Meta just made India an official part of its global AI infrastructure map. A 168-megawatt facility, nearly 1 gigawatt of renewable energy commitments, and a partnership with India’s most powerful conglomerate. This isn’t Meta trying to look responsible in a press release. This is $40 billion in annual capital spending finding its next frontier. The companies that ignore India’s AI buildout in 2026 will spend 2030 wishing they hadn’t paid more attention.

Frequently Asked Questions

What is the Meta Reliance India data center deal?

Meta Platforms and Reliance Industries signed an agreement to build Meta’s first custom AI data center in India, a 168-megawatt facility in Jamnagar, Gujarat. Meta will lease the entire facility, which will run on renewable energy and use desalinated seawater for cooling, according to Forbes, LiveMint, and the Indian Express.

How will the Meta India data center be powered?

According to the Indian Express, the facility will run on local renewable energy networks with desalinated seawater cooling.

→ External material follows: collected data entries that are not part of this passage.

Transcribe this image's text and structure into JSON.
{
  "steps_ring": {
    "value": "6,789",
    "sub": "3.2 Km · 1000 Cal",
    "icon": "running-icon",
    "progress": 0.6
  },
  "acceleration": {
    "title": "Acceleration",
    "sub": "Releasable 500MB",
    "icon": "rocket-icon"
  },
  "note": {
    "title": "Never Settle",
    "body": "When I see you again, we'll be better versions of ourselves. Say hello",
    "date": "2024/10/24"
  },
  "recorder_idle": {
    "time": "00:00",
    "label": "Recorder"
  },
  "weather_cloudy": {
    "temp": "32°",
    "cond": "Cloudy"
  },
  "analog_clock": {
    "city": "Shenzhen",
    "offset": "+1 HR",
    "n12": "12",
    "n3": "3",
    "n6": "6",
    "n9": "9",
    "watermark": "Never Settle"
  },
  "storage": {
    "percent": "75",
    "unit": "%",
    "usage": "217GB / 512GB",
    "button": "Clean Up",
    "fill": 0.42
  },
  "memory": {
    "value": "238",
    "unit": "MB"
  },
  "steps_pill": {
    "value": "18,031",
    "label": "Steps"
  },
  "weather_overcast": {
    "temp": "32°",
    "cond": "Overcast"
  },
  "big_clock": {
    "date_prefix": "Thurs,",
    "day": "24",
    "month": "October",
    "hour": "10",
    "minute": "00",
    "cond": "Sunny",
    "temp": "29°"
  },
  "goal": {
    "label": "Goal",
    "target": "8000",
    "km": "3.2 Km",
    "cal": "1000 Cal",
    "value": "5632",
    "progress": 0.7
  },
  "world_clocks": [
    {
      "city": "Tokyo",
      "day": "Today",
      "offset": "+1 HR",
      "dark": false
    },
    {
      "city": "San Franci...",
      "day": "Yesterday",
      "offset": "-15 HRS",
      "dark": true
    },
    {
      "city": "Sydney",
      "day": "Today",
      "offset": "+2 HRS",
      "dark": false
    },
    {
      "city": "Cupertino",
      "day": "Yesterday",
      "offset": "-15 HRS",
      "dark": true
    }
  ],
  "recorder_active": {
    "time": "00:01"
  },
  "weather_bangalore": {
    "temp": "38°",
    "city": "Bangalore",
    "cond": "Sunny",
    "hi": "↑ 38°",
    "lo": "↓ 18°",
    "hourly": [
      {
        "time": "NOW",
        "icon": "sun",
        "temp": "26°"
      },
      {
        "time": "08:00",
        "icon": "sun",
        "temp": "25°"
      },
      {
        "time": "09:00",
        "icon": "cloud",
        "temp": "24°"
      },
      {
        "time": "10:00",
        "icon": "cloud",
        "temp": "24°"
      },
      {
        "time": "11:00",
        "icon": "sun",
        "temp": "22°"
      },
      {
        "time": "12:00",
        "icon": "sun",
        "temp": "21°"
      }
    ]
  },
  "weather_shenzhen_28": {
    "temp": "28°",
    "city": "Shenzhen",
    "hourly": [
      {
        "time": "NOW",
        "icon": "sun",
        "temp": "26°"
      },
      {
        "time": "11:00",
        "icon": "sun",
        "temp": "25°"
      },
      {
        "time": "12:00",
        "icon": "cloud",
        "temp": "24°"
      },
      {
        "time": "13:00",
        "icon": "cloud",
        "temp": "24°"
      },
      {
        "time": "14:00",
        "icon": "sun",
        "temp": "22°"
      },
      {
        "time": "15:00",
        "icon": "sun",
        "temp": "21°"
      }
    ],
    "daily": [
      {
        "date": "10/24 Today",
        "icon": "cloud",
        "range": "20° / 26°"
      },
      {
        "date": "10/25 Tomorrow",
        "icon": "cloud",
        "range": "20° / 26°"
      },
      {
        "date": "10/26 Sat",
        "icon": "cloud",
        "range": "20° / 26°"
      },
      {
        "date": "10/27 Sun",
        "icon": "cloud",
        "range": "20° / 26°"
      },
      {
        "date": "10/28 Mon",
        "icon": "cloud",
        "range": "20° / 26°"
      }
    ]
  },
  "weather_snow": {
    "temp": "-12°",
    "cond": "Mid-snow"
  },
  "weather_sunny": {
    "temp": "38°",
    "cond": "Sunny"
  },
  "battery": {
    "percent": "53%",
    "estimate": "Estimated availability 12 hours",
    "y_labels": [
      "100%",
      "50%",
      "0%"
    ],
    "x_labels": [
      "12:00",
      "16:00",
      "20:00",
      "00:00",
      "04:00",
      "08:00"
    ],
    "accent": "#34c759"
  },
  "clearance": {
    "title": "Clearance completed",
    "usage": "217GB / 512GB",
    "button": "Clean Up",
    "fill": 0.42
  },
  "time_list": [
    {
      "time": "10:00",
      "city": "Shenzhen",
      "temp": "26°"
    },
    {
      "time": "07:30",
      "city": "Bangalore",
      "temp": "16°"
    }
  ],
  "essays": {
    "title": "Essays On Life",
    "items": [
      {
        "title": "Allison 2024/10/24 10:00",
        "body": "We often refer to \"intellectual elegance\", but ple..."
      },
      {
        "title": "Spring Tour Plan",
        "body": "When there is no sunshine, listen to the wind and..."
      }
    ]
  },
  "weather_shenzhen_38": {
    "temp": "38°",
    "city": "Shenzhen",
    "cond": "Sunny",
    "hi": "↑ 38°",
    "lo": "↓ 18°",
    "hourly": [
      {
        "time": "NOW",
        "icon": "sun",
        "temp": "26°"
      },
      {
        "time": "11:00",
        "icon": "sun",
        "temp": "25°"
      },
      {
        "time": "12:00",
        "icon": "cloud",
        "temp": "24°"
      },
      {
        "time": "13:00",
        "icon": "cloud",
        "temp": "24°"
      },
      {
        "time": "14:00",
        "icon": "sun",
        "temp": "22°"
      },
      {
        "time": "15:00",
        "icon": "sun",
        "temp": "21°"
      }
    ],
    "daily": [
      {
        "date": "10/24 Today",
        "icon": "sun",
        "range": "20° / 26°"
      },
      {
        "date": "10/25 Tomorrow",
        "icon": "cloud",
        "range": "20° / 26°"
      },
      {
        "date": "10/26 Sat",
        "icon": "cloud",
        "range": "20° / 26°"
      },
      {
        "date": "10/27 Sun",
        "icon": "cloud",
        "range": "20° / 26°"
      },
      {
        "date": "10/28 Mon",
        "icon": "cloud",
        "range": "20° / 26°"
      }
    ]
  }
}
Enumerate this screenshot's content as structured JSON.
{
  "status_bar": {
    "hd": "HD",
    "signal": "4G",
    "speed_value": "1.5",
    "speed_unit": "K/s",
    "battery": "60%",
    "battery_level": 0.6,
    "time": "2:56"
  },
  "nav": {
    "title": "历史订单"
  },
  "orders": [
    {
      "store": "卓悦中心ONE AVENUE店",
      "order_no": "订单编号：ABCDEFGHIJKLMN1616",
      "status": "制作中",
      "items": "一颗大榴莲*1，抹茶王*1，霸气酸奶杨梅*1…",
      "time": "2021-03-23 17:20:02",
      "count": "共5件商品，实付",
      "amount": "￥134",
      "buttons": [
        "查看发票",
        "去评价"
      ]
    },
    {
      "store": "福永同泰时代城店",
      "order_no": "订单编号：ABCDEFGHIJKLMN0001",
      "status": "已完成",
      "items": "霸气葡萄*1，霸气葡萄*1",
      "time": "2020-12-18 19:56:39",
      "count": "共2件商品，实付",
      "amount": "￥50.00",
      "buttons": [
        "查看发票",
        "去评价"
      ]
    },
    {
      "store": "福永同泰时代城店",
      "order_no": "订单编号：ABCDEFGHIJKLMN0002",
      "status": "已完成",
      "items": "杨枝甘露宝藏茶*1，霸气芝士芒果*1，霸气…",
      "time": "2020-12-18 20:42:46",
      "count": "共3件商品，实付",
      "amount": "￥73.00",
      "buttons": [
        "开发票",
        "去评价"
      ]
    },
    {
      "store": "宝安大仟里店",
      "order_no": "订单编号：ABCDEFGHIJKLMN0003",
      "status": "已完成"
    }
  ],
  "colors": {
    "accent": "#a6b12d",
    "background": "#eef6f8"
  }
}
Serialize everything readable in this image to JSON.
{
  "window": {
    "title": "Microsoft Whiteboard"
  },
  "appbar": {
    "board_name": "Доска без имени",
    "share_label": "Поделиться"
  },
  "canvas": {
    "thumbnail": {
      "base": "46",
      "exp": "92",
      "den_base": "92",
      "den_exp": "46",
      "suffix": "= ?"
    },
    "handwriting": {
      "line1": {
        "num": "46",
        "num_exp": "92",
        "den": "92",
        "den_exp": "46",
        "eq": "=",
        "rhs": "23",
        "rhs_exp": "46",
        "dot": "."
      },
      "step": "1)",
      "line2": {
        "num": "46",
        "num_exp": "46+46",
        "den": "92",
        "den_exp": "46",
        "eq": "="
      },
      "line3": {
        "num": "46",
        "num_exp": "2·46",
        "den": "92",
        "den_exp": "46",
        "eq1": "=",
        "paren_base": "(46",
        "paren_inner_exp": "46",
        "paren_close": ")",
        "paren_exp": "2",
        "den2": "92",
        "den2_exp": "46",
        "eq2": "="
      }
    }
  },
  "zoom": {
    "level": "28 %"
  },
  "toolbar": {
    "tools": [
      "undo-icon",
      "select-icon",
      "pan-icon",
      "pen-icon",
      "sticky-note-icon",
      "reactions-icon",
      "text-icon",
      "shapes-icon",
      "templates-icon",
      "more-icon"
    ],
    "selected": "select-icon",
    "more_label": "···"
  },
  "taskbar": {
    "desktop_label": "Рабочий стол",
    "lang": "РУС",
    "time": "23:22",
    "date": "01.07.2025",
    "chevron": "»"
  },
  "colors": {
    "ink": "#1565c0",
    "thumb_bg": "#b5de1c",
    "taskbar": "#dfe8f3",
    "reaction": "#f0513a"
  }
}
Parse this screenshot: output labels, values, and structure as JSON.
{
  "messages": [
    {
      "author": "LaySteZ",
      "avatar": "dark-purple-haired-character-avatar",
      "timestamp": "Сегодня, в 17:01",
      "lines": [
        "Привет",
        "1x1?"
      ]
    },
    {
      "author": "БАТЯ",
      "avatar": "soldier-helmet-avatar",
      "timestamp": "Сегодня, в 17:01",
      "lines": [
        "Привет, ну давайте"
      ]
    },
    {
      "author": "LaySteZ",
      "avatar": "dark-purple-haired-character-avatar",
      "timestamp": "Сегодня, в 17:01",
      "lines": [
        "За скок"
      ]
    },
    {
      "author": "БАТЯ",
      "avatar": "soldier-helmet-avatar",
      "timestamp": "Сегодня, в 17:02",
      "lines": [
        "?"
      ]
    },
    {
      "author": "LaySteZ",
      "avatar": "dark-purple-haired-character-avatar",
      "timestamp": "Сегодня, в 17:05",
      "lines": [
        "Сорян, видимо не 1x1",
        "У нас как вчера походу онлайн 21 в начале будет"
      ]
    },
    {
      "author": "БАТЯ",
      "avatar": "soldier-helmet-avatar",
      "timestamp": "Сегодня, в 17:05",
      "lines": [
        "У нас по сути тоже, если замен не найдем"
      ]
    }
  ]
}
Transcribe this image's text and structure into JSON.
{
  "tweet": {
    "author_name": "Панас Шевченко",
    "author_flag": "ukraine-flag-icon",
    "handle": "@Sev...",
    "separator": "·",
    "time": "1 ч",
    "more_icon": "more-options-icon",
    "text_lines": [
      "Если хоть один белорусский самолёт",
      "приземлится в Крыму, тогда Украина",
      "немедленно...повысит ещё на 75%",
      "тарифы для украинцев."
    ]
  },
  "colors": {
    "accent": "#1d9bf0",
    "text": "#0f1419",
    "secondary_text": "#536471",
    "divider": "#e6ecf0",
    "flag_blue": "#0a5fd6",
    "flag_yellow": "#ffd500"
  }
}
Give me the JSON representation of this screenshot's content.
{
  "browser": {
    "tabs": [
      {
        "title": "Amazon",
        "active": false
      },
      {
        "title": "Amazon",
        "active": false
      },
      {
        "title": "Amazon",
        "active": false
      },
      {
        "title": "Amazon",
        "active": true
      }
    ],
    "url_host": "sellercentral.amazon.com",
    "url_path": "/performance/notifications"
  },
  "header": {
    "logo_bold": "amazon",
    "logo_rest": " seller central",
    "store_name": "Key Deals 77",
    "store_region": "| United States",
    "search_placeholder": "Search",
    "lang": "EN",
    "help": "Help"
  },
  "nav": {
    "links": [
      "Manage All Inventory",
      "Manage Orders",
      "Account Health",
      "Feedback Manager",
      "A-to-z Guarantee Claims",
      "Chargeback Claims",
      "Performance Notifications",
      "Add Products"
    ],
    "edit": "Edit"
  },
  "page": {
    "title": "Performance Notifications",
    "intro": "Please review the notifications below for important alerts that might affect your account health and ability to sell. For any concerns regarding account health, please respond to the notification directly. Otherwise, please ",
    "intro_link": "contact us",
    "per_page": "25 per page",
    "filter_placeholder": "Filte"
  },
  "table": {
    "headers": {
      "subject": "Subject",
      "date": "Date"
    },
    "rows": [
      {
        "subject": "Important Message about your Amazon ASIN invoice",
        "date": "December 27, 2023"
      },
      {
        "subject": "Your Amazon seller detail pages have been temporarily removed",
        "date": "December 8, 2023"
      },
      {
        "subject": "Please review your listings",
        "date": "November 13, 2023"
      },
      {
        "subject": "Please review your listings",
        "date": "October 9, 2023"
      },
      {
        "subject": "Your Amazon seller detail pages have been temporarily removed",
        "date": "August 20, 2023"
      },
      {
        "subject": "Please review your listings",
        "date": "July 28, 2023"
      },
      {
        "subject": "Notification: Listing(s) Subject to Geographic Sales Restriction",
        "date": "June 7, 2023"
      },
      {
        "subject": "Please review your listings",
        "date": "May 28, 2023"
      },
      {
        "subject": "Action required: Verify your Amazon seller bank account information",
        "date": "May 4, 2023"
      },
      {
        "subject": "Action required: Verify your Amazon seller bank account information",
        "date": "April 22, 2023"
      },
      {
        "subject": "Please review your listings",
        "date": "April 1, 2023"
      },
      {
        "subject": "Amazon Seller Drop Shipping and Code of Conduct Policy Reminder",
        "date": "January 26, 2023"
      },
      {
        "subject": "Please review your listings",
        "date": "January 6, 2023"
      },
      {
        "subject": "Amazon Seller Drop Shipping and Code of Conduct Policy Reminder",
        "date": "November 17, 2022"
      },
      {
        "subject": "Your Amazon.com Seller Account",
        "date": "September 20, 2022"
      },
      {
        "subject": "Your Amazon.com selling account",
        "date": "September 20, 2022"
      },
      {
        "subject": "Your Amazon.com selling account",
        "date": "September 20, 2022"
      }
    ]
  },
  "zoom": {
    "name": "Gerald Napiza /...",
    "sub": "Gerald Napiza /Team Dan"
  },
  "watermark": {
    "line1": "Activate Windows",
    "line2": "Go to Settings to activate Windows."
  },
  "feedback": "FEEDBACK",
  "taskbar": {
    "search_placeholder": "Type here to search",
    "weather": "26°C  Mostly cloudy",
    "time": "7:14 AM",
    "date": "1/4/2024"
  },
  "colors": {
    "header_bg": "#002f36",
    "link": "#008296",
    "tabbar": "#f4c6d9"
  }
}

Meta also signed separate agreements to purchase nearly 1 gigawatt of new Indian renewable energy, split across CleanMax (837 megawatts) and Fourth Partner Energy (88 megawatts).

How does this deal fit into Meta’s overall capital spending strategy?

According to Meta’s Q1 Earnings Report, Meta set its 2026 capital expenditure targets at $37 billion to $40 billion, with AI servers and power infrastructure as the primary drivers. The India deal is one piece of a global buildout that also includes the nuclear-powered Prometheus complex in New Albany, Ohio.

Who are Meta’s main competitors in India’s AI infrastructure race?

According to LiveMint, OpenAI signed a 100-megawatt capacity agreement with the Tata Group, and Google is developing a $15 billion AI hub in India. Meta’s partnership with Reliance Industries gives it a significant structural advantage in terms of local political relationships and operational scale.

Why is India becoming a major destination for AI data centers?

India combines a massive user base with data sovereignty requirements that pressure foreign tech companies to build local infrastructure. According to Reuters and IMARC Group, India’s data center market is projected to reach $13.11 billion by 2034, making early positioning a serious competitive advantage for any company serious about the region.